Antananarivo, 8 Juin, 7h32 – Comment accélérer le traitement des dossiers relatifs aux litiges fonciers au niveau des tribunaux ? Comment alléger les procédures et formalités en matière foncière ? Comment améliorer les services auprès de l’administration foncière ? Qu’elle stratégie adopter pour augmenter le nombre des guichets fonciers délivrant les certificats fonciers? Autant de questions qui seront examinés pendant trois jours à partir de ce mercredi au Centre de conférences internationales à Ivato au cours d’une conférence nationale sur le foncier convoquée par le président de la République.
Dans une lettre adressée au Conseil des ministres le 25 Mai dernier, Andry Rajoelina avait mis en avant la nécessité de cette conférence nationale afin de « trouver des solutions durables et adaptées aux obstacles liés à la propriété foncière ». La mise en place d’une juridiction foncière, « intègre, transparente et de proximité » est l’une des solutions attendues de cette réunion. Dans une interview vidéo réalisée par un quotidien local, le chef d’Etat avait déjà évoqué la possibilité de créer un tribunal spécial sur le foncier.

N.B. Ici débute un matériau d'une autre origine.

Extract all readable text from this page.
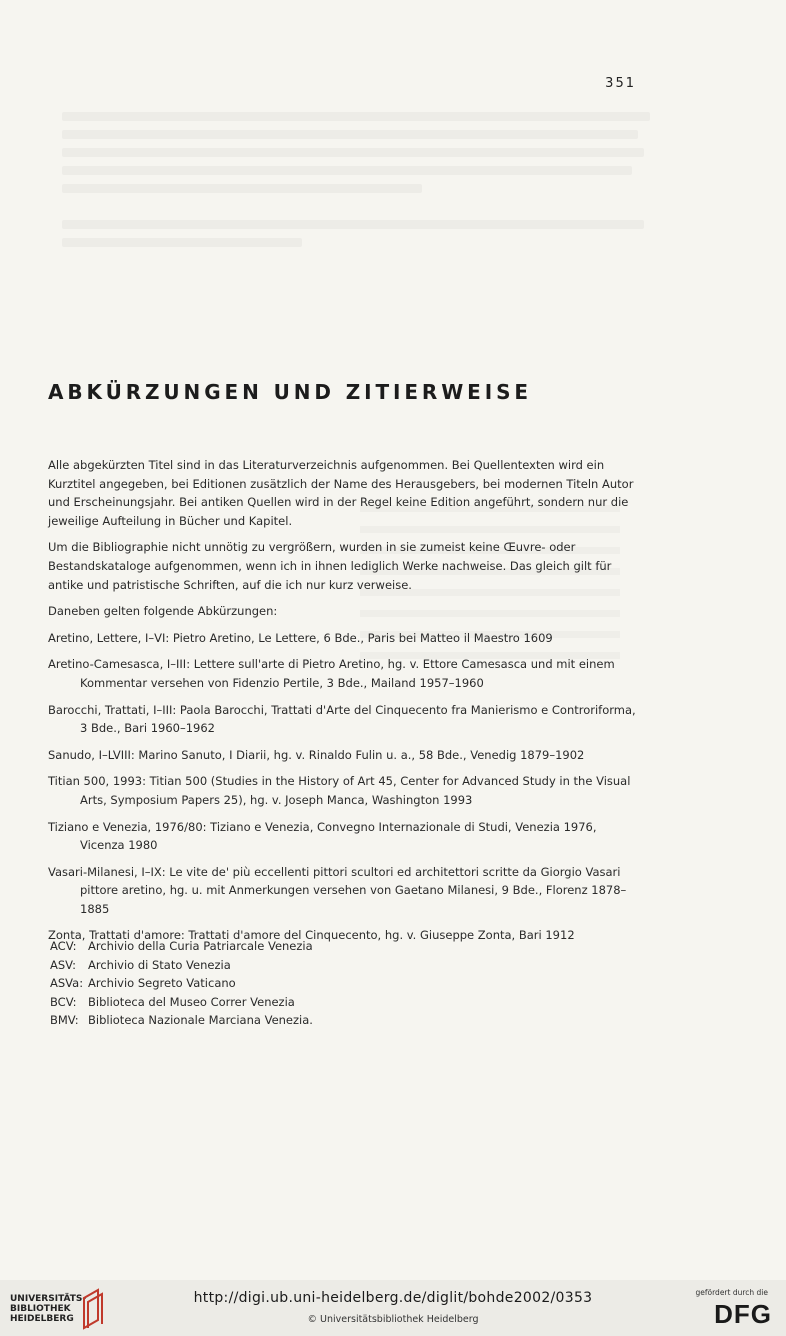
351
ABKÜRZUNGEN UND ZITIERWEISE

Alle abgekürzten Titel sind in das Literaturverzeichnis aufgenommen. Bei Quellentexten wird ein Kurztitel angegeben, bei Editionen zusätzlich der Name des Herausgebers, bei modernen Titeln Autor und Erscheinungsjahr. Bei antiken Quellen wird in der Regel keine Edition angeführt, sondern nur die jeweilige Aufteilung in Bücher und Kapitel.

Um die Bibliographie nicht unnötig zu vergrößern, wurden in sie zumeist keine Œuvre- oder Bestandskataloge aufgenommen, wenn ich in ihnen lediglich Werke nachweise. Das gleich gilt für antike und patristische Schriften, auf die ich nur kurz verweise.

Daneben gelten folgende Abkürzungen:

Aretino, Lettere, I–VI: Pietro Aretino, Le Lettere, 6 Bde., Paris bei Matteo il Maestro 1609

Aretino-Camesasca, I–III: Lettere sull'arte di Pietro Aretino, hg. v. Ettore Camesasca und mit einem Kommentar versehen von Fidenzio Pertile, 3 Bde., Mailand 1957–1960

Barocchi, Trattati, I–III: Paola Barocchi, Trattati d'Arte del Cinquecento fra Manierismo e Controriforma, 3 Bde., Bari 1960–1962

Sanudo, I–LVIII: Marino Sanuto, I Diarii, hg. v. Rinaldo Fulin u. a., 58 Bde., Venedig 1879–1902

Titian 500, 1993: Titian 500 (Studies in the History of Art 45, Center for Advanced Study in the Visual Arts, Symposium Papers 25), hg. v. Joseph Manca, Washington 1993

Tiziano e Venezia, 1976/80: Tiziano e Venezia, Convegno Internazionale di Studi, Venezia 1976, Vicenza 1980

Vasari-Milanesi, I–IX: Le vite de' più eccellenti pittori scultori ed architettori scritte da Giorgio Vasari pittore aretino, hg. u. mit Anmerkungen versehen von Gaetano Milanesi, 9 Bde., Florenz 1878–1885

Zonta, Trattati d'amore: Trattati d'amore del Cinquecento, hg. v. Giuseppe Zonta, Bari 1912

ACV:	Archivio della Curia Patriarcale Venezia
ASV:	Archivio di Stato Venezia
ASVa: Archivio Segreto Vaticano
BCV: Biblioteca del Museo Correr Venezia
BMV: Biblioteca Nazionale Marciana Venezia.
UNIVERSITÄTS-
BIBLIOTHEK
HEIDELBERG
http://digi.ub.uni-heidelberg.de/diglit/bohde2002/0353
© Universitätsbibliothek Heidelberg
gefördert durch die
DFG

Le syndicat des magistrats de Madagascar (SMM), lui, s’est insurgé contre cette proposition de créer une nouvelle juridiction spéciale. « L’unicité des juridictions est source de plus grande efficacité et de confiance du public », avait-il annoncé en fin de semaine dernière. Les juridictions d’exception existantes, estime-t-il, sont, certes, efficaces mais doivent en grande partie leur succès aux moyens qui leur sont accordés.
Pour le président de la République, la concertation nationale sur le foncier est d’autant plus nécessaire que « les litiges fonciers sont sources de conflits et d’insécurité au niveau des communautés ». Ces litiges sont dus aux difficultés des procédures et à la lenteur administrative au niveau de l’administration foncière mais aussi aux abus de pouvoir et aux différentes formes de corruption qui existent dans le secteur.